Big week in my house this week!
I am now the proud mama of a Pre-K graduate!! I’ve always celebrated everything so the mini graduation party we had after her ceremony was nothing out of character! But the tears that I shed at the graduation and for days after may have some people questioning my mental stability!? Truth is I am not sure if it is the hormones, or lack thereof, or the fact that the whole time i questioned if this would be the only graduation ceremony of hers that I will see. While my doctors are confident and optimistic that i can and will live with this disease for a “good long time” i can’t help but wonder if this disease will get the best of me before i’m good and ready. At this point i feel entitled to the good cries and the bad days but I’m trying my best to stay positive, optimistic and hopeful that in 13 years i will be writing another post about her high school graduation.

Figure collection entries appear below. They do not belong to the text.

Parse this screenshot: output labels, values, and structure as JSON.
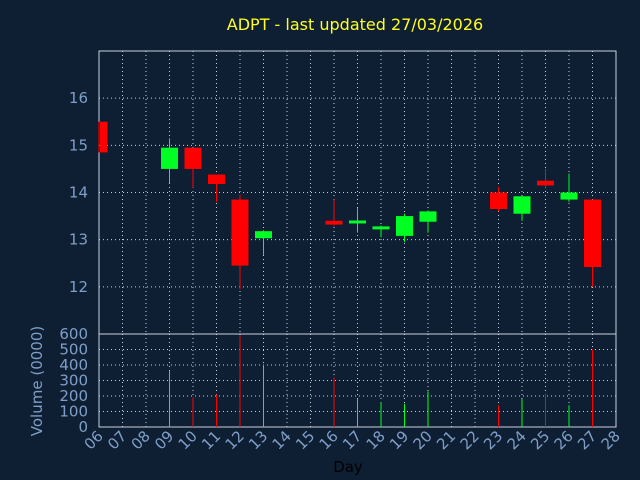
{
  "chart_data": {
    "type": "candlestick",
    "title": "ADPT - last updated 27/03/2026",
    "xlabel": "Day",
    "price_axis": {
      "ylim": [
        11,
        17
      ],
      "ticks": [
        12,
        13,
        14,
        15,
        16
      ]
    },
    "volume_axis": {
      "ylabel": "Volume (0000)",
      "ylim": [
        0,
        600
      ],
      "ticks": [
        0,
        100,
        200,
        300,
        400,
        500,
        600
      ]
    },
    "x_ticks": [
      "06",
      "07",
      "08",
      "09",
      "10",
      "11",
      "12",
      "13",
      "14",
      "15",
      "16",
      "17",
      "18",
      "19",
      "20",
      "21",
      "22",
      "23",
      "24",
      "25",
      "26",
      "27",
      "28"
    ],
    "grid": true,
    "colors": {
      "up": "#00ff22",
      "down": "#ff0000",
      "background": "#0f1f33",
      "title": "#ffff22",
      "axis_text": "#7f9fc8"
    },
    "candles": [
      {
        "day": 6,
        "open": 15.5,
        "high": 15.5,
        "low": 14.85,
        "close": 14.85,
        "volume": 0
      },
      {
        "day": 9,
        "open": 14.5,
        "high": 15.15,
        "low": 14.2,
        "close": 14.95,
        "volume": 360
      },
      {
        "day": 10,
        "open": 14.95,
        "high": 14.95,
        "low": 14.1,
        "close": 14.5,
        "volume": 190
      },
      {
        "day": 11,
        "open": 14.38,
        "high": 14.38,
        "low": 13.8,
        "close": 14.18,
        "volume": 210
      },
      {
        "day": 12,
        "open": 13.85,
        "high": 13.95,
        "low": 11.95,
        "close": 12.45,
        "volume": 590
      },
      {
        "day": 13,
        "open": 13.03,
        "high": 13.2,
        "low": 12.68,
        "close": 13.18,
        "volume": 390
      },
      {
        "day": 16,
        "open": 13.4,
        "high": 13.85,
        "low": 13.3,
        "close": 13.32,
        "volume": 320
      },
      {
        "day": 17,
        "open": 13.35,
        "high": 13.67,
        "low": 13.15,
        "close": 13.4,
        "volume": 180
      },
      {
        "day": 18,
        "open": 13.22,
        "high": 13.3,
        "low": 13.05,
        "close": 13.28,
        "volume": 160
      },
      {
        "day": 19,
        "open": 13.08,
        "high": 13.55,
        "low": 12.95,
        "close": 13.5,
        "volume": 150
      },
      {
        "day": 20,
        "open": 13.38,
        "high": 13.62,
        "low": 13.15,
        "close": 13.6,
        "volume": 230
      },
      {
        "day": 23,
        "open": 14.0,
        "high": 14.12,
        "low": 13.6,
        "close": 13.65,
        "volume": 140
      },
      {
        "day": 24,
        "open": 13.55,
        "high": 13.92,
        "low": 13.4,
        "close": 13.92,
        "volume": 180
      },
      {
        "day": 25,
        "open": 14.25,
        "high": 14.5,
        "low": 14.1,
        "close": 14.15,
        "volume": 215
      },
      {
        "day": 26,
        "open": 13.85,
        "high": 14.4,
        "low": 13.8,
        "close": 14.0,
        "volume": 140
      },
      {
        "day": 27,
        "open": 13.85,
        "high": 13.85,
        "low": 12.0,
        "close": 12.42,
        "volume": 500
      }
    ]
  }
}
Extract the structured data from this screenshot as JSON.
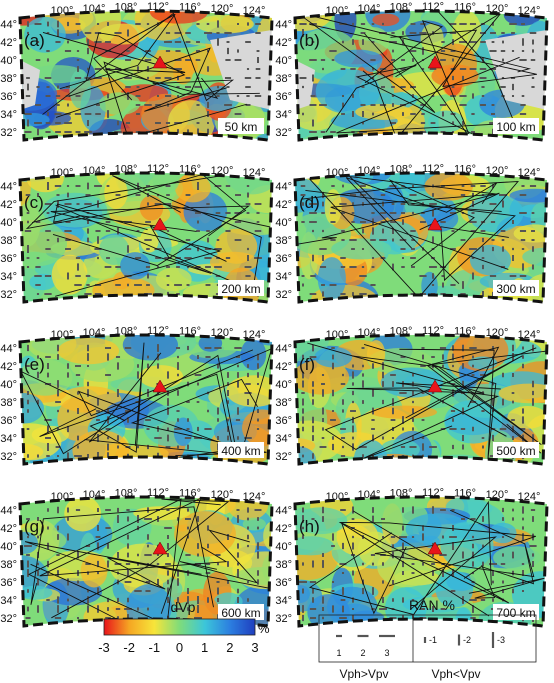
{
  "panels": [
    {
      "letter": "(a)",
      "depth": "50 km",
      "masked": true
    },
    {
      "letter": "(b)",
      "depth": "100 km",
      "masked": true
    },
    {
      "letter": "(c)",
      "depth": "200 km",
      "masked": false
    },
    {
      "letter": "(d)",
      "depth": "300 km",
      "masked": false
    },
    {
      "letter": "(e)",
      "depth": "400 km",
      "masked": false
    },
    {
      "letter": "(f)",
      "depth": "500 km",
      "masked": false
    },
    {
      "letter": "(g)",
      "depth": "600 km",
      "masked": false
    },
    {
      "letter": "(h)",
      "depth": "700 km",
      "masked": false
    }
  ],
  "lon_ticks": [
    "100°",
    "104°",
    "108°",
    "112°",
    "116°",
    "120°",
    "124°"
  ],
  "lat_ticks": [
    "44°",
    "42°",
    "40°",
    "38°",
    "36°",
    "34°",
    "32°"
  ],
  "station_marker": {
    "color": "#e8141b",
    "shape": "triangle"
  },
  "colorbar": {
    "title": "dVp",
    "unit": "%",
    "ticks": [
      "-3",
      "-2",
      "-1",
      "0",
      "1",
      "2",
      "3"
    ],
    "range": [
      -3,
      3
    ],
    "colors": [
      "#e8141b",
      "#f5a623",
      "#f7e53a",
      "#7fdc7a",
      "#3cc6d9",
      "#2c7fe0",
      "#1f3fbf"
    ]
  },
  "legend": {
    "title": "RAN %",
    "horizontal_values": [
      "1",
      "2",
      "3"
    ],
    "vertical_values": [
      "-1",
      "-2",
      "-3"
    ],
    "horizontal_caption": "Vph>Vpv",
    "vertical_caption": "Vph<Vpv"
  }
}
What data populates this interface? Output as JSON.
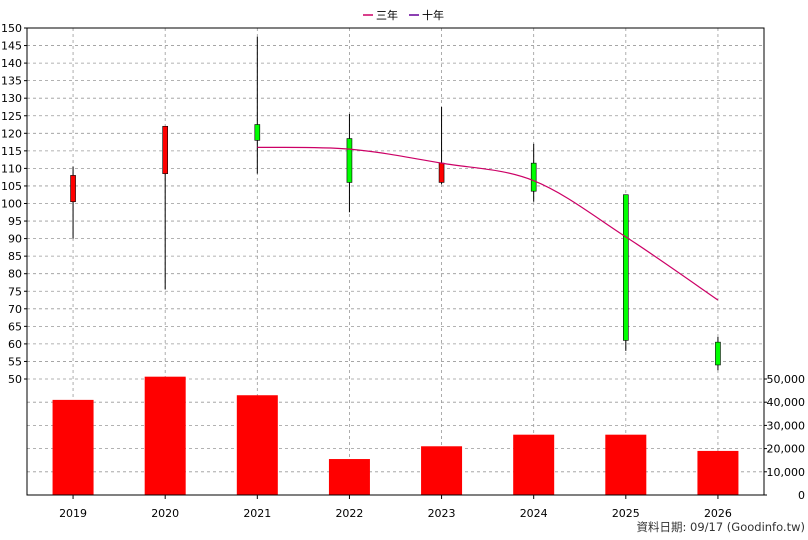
{
  "legend": [
    {
      "label": "三年",
      "color": "#cc0066"
    },
    {
      "label": "十年",
      "color": "#660099"
    }
  ],
  "footer": "資料日期: 09/17  (Goodinfo.tw)",
  "colors": {
    "up_candle": "#ff0000",
    "down_candle": "#00ff00",
    "volume_bar": "#ff0000",
    "three_year_line": "#cc0066",
    "grid": "#999999"
  },
  "chart_data": {
    "type": "candlestick",
    "categories": [
      "2019",
      "2020",
      "2021",
      "2022",
      "2023",
      "2024",
      "2025",
      "2026"
    ],
    "price_axis": {
      "min": 50,
      "max": 150,
      "ticks": [
        50,
        55,
        60,
        65,
        70,
        75,
        80,
        85,
        90,
        95,
        100,
        105,
        110,
        115,
        120,
        125,
        130,
        135,
        140,
        145,
        150
      ]
    },
    "volume_axis": {
      "min": 0,
      "max": 50000,
      "ticks": [
        0,
        10000,
        20000,
        30000,
        40000,
        50000
      ],
      "tick_labels": [
        "0",
        "10,000",
        "20,000",
        "30,000",
        "40,000",
        "50,000"
      ]
    },
    "candles": [
      {
        "year": "2019",
        "open": 100.5,
        "high": 110.5,
        "low": 90,
        "close": 108,
        "direction": "up"
      },
      {
        "year": "2020",
        "open": 108.5,
        "high": 122,
        "low": 75.5,
        "close": 122,
        "direction": "up"
      },
      {
        "year": "2021",
        "open": 122.5,
        "high": 147.5,
        "low": 108.5,
        "close": 118,
        "direction": "down"
      },
      {
        "year": "2022",
        "open": 118.5,
        "high": 125.5,
        "low": 97.5,
        "close": 106,
        "direction": "down"
      },
      {
        "year": "2023",
        "open": 106,
        "high": 127.5,
        "low": 105.5,
        "close": 111.5,
        "direction": "up"
      },
      {
        "year": "2024",
        "open": 111.5,
        "high": 117,
        "low": 100.5,
        "close": 103.5,
        "direction": "down"
      },
      {
        "year": "2025",
        "open": 102.5,
        "high": 102.5,
        "low": 58,
        "close": 61,
        "direction": "down"
      },
      {
        "year": "2026",
        "open": 60.5,
        "high": 62,
        "low": 52.5,
        "close": 54,
        "direction": "down"
      }
    ],
    "three_year_line": {
      "name": "三年",
      "x": [
        "2021",
        "2022",
        "2023",
        "2024",
        "2025",
        "2026"
      ],
      "values": [
        116,
        115.5,
        111.5,
        106.5,
        90.5,
        72.5
      ]
    },
    "volume": [
      41000,
      51000,
      43000,
      15500,
      21000,
      26000,
      26000,
      19000
    ],
    "grid": true,
    "legend_position": "top-center"
  }
}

I also had my monthly appointment with my oncologist. It is funny how easy they are becoming….we are learning our way to the hospital and timing our trek through the city of Boston during rush hour perfectly. I have found my favorite nurse, Roxanne, who can get my IV and take my 9 tubes of blood in one stick!! I learned that i can get acupuncture and a hand massage while getting my infusion making it all a little bit better. Luckily this infusion of Zometa produced no side effects which was a huge relief b/c my first infusion had me in bed for 3 days with terrible pain and flu-like symptoms. So thankful for this b/c we are also in the middle of dance recital week which is no easy feat in itself (#dancemoms)! We also found out that my tumor markers have continued to go down meaning that the hormone therapy is working! So now we continue to ride this wave of “good progress” until next month!! It is funny b/c we are starting to make goals based on Dr’s appt (i.e Let’s get Colin potty trained b/f our next appt) HA!!